- Interactive map of Carson Valley Inn
- Location: Minden, Nevada, U.S.; 1627 U.S. Route 395; 38°57′22″N 119°46′05″W﻿ / ﻿38.95616°N 119.76792°W;
- Opened: August 10, 1984; 41 years ago
- Theme: Rustic lodge
- Gaming space: 22,800 square feet (2,120 m^{2})
- Owner: Michael Pegram
- Architect: Worth Group
- Renovated in: 2009 2010
- Website: carsonvalleyinn.com

= Carson Valley Inn =

Hotel and casino in Nevada, United States

Carson Valley Inn is a hotel and casino located in Minden, Nevada. It contains 22800 sqft of gaming space.

== History ==
Carson Valley Inn was initially founded by Patrick and Jeane Mulreany in 1984. From the beginning, the location functions as both a casino and a hotel. The Mulreanys exclusively operated Carson Valley Inn until 2009, when the hotel was acquired by Mike Pegram, who owned a local casino in Carson City called Bodines Casino, and the Carano family, who has a number of casinos in Reno, including Silver Legacy Resort Casino and Eldorado Hotel Casino.

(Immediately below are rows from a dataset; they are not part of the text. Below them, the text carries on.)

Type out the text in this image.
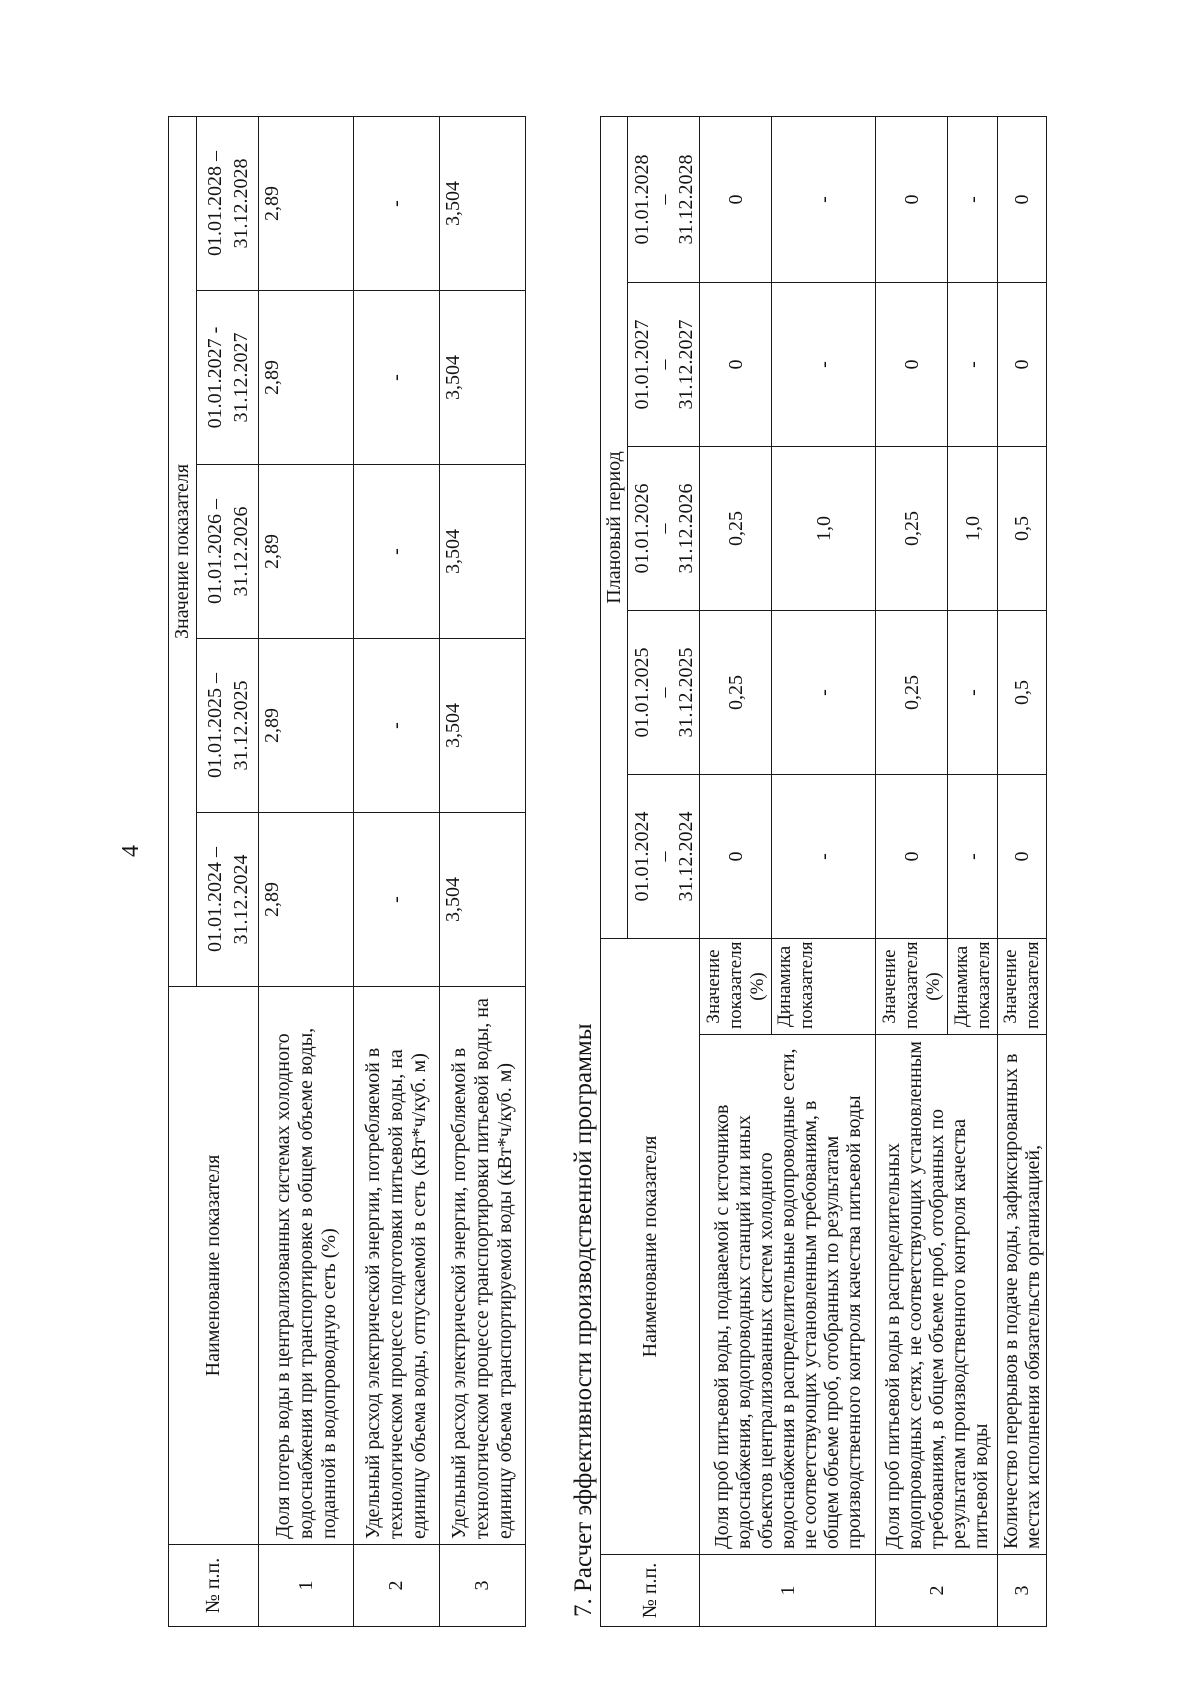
4
№ п.п.	Наименование показателя	Значение показателя				
		01.01.2024 – 31.12.2024	01.01.2025 – 31.12.2025	01.01.2026 – 31.12.2026	01.01.2027 - 31.12.2027	01.01.2028 – 31.12.2028
1	Доля потерь воды в централизованных системах холодного водоснабжения при транспортировке в общем объеме воды, поданной в водопроводную сеть (%)	2,89	2,89	2,89	2,89	2,89
2	Удельный расход электрической энергии, потребляемой в технологическом процессе подготовки питьевой воды, на единицу объема воды, отпускаемой в сеть (кВт*ч/куб. м)	-	-	-	-	-
3	Удельный расход электрической энергии, потребляемой в технологическом процессе транспортировки питьевой воды, на единицу объема транспортируемой воды (кВт*ч/куб. м)	3,504	3,504	3,504	3,504	3,504
7. Расчет эффективности производственной программы № п.п.	Наименование показателя		Плановый период				
			01.01.2024
–
31.12.2024	01.01.2025
–
31.12.2025	01.01.2026
–
31.12.2026	01.01.2027
–
31.12.2027	01.01.2028
–
31.12.2028
1	Доля проб питьевой воды, подаваемой с источников водоснабжения, водопроводных станций или иных объектов централизованных систем холодного водоснабжения в распределительные водопроводные сети, не соответствующих установленным требованиям, в общем объеме проб, отобранных по результатам производственного контроля качества питьевой воды	Значение показателя (%)	0	0,25	0,25	0	0
		Динамика показателя	-	-	1,0	-	-
2	Доля проб питьевой воды в распределительных водопроводных сетях, не соответствующих установленным требованиям, в общем объеме проб, отобранных по результатам производственного контроля качества питьевой воды	Значение показателя (%)	0	0,25	0,25	0	0
		Динамика показателя	-	-	1,0	-	-
3	Количество перерывов в подаче воды, зафиксированных в местах исполнения обязательств организацией,	Значение показателя	0	0,5	0,5	0	0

Following this acquisition, the hotel underwent multiple renovations starting from 2009, which increased the number of rooms and facilities available alongside expanding existing. A steak restaurant that the Inn was known, Fiona, was also renamed CV Steak during this period.

== Facilities ==
Carson Valley Inn offers 24-hours access to their casino gaming rooms. In addition to their hotel rooms, the location also has a trailer park and motor lodge rooms. The hotel also has a convention center and a number of spa services, as well as a swimming pool.